Humbert is one of several women profiled in the article, by Margaret Talbot, who have reconciled their faith and their callings by seeking unofficial ordination as priests or by creating and leading their own Catholic communities—even though they now face excommunication for doing so. It’s a less flashy headline than some of the political ones of late, but a more existential crisis for the Vatican: If it’s going to kick out many of the Catholics who otherwise want to stay and serve the greater community, how many people is it willing to watch leave? And how much power is it willing to lose, to keep what remains concentrated in the hands of men?
Lady Bits
—It continues to be a bittersweet yet gratifying time for me, professionally. I’m so honored that my breast-implants investigation won the Society of Professional Journalists’ Sigma Delta Chi award for public service in magazine journalism, and the Excellence in Financial Journalism award for public service from the New York State Society of CPAs. As I said at the latter’s virtual awards ceremony earlier this month, I keep on thinking about what patient advocate Maria Gmitro told me in the course of my reporting: “Patients do not have accurate information to make informed choices about our health.” That’s what Christiane Amanpour alluded to when she recently discussed her ovarian cancer diagnosis, and exhorted other women “to ensure that your legitimate medical concerns are not dismissed or diminished.” That’s what I’ve been thinking about a lot lately, for tragic reasons. And that’s what Facebook App executive and women’s health advocate Fidji Simo reiterated when I interviewed her last week, for Fortune’s Most Powerful Women Next Gen virtual conference: “Doctors just dismiss women's pains and women's symptoms, and I've seen that firsthand.”

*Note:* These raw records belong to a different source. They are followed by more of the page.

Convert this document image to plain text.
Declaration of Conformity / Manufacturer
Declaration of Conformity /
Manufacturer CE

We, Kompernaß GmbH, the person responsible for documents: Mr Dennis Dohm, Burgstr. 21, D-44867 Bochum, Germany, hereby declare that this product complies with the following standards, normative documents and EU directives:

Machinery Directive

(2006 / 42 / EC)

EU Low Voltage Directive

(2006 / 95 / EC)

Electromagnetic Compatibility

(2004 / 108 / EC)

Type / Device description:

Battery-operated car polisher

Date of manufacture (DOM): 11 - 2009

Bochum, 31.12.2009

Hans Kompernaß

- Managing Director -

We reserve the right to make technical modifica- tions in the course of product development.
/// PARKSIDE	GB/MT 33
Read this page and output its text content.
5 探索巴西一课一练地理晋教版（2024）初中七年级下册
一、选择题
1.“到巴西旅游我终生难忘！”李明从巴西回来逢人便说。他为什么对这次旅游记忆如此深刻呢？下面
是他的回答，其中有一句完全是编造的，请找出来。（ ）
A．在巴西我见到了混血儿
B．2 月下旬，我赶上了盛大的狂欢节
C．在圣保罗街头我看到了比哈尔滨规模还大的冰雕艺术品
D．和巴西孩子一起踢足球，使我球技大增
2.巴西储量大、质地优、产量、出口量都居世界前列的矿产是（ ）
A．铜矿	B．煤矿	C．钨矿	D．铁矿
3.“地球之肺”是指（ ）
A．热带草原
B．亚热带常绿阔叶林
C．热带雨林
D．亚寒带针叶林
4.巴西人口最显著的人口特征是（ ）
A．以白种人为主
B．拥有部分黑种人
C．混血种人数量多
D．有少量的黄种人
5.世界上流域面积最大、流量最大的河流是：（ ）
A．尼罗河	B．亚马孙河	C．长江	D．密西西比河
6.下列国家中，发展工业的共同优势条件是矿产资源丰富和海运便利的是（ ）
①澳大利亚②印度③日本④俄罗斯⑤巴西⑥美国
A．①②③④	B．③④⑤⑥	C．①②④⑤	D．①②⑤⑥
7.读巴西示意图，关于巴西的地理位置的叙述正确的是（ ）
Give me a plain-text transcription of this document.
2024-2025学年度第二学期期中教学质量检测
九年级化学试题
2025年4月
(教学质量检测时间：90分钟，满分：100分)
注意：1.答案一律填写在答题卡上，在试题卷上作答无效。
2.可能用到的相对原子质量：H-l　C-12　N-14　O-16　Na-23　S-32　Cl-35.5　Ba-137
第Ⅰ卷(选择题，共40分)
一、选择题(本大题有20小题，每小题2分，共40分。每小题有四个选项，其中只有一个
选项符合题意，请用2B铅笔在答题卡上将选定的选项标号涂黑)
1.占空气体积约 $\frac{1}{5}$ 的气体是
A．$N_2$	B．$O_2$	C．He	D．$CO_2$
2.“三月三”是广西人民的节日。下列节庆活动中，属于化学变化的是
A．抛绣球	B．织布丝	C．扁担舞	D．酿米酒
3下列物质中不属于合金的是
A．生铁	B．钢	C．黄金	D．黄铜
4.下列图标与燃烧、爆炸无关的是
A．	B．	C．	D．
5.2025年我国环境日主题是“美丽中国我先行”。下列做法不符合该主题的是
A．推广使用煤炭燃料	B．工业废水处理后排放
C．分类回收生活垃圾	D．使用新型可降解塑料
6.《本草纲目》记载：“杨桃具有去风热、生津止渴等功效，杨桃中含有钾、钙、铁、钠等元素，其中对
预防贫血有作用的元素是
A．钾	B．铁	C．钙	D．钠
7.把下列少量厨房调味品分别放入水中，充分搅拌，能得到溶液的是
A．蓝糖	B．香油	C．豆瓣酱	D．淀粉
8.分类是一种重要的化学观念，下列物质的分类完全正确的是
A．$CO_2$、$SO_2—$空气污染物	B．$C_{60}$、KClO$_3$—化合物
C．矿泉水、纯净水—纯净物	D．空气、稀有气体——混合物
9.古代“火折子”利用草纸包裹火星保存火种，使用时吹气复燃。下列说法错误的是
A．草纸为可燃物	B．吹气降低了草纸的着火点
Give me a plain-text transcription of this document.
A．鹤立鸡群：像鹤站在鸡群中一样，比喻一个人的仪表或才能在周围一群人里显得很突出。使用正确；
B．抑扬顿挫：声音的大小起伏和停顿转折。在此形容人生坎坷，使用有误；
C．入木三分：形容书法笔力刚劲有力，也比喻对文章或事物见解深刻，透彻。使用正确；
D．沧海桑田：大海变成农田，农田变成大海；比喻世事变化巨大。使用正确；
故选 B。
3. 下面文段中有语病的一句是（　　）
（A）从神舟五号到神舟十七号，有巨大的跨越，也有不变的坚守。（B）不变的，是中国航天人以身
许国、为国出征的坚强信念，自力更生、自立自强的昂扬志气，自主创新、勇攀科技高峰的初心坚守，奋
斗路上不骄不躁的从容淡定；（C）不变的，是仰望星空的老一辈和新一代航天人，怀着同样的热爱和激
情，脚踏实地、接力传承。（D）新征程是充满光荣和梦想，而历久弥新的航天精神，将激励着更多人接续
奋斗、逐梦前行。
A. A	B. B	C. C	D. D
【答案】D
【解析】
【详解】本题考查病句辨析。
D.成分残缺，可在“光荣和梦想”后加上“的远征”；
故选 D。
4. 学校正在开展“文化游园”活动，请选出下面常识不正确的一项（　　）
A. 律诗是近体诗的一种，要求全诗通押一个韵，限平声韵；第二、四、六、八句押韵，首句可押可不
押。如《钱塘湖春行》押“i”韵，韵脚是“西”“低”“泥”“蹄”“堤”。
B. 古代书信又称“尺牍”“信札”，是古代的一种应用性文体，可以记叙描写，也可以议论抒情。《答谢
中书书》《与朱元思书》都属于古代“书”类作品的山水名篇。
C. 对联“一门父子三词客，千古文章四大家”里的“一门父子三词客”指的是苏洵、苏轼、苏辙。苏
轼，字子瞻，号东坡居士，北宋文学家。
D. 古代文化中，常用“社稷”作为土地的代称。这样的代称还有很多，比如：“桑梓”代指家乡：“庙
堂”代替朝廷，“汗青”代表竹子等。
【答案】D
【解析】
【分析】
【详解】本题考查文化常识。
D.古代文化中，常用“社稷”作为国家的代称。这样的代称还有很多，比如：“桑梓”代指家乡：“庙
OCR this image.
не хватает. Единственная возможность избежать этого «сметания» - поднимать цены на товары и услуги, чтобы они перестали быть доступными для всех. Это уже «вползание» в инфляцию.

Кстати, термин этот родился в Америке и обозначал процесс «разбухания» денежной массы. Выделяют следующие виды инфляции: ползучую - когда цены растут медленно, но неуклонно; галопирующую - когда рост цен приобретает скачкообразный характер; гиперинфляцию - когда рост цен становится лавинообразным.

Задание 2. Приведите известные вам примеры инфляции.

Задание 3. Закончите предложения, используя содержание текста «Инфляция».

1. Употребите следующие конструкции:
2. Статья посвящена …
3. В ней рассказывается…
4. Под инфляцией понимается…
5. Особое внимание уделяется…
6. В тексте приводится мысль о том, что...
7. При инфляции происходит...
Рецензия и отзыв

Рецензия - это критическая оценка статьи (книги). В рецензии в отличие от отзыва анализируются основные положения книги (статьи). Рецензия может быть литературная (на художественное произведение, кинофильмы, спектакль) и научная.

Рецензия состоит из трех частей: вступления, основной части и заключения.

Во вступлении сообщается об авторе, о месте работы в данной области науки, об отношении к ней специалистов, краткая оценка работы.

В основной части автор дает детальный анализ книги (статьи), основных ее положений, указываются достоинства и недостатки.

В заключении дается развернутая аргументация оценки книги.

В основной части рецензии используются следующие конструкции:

—I’m also thrilled and honored to have won the Excellence in Journalism award for business/financial reporting from the Silurians Press Club, for my Fortune feature last year on the complicated double standard facing female startup founders. And I’m incredibly grateful to my editor on both stories, Kristen Bellstrom, and all my Fortune editors and colleagues for supporting, editing, contributing to, and publishing long, ambitious journalism projects.
—On a lighter note, Hacks stresses me out with how much one of its main characters is constantly undermining herself, to an extent that I found a little unbelievable by the finale. But it’s so worth watching for Jean Smart and the rest of the cast; the long-simmering takedown of toxic male standup comedians; and the occasional joke about dating people in tech.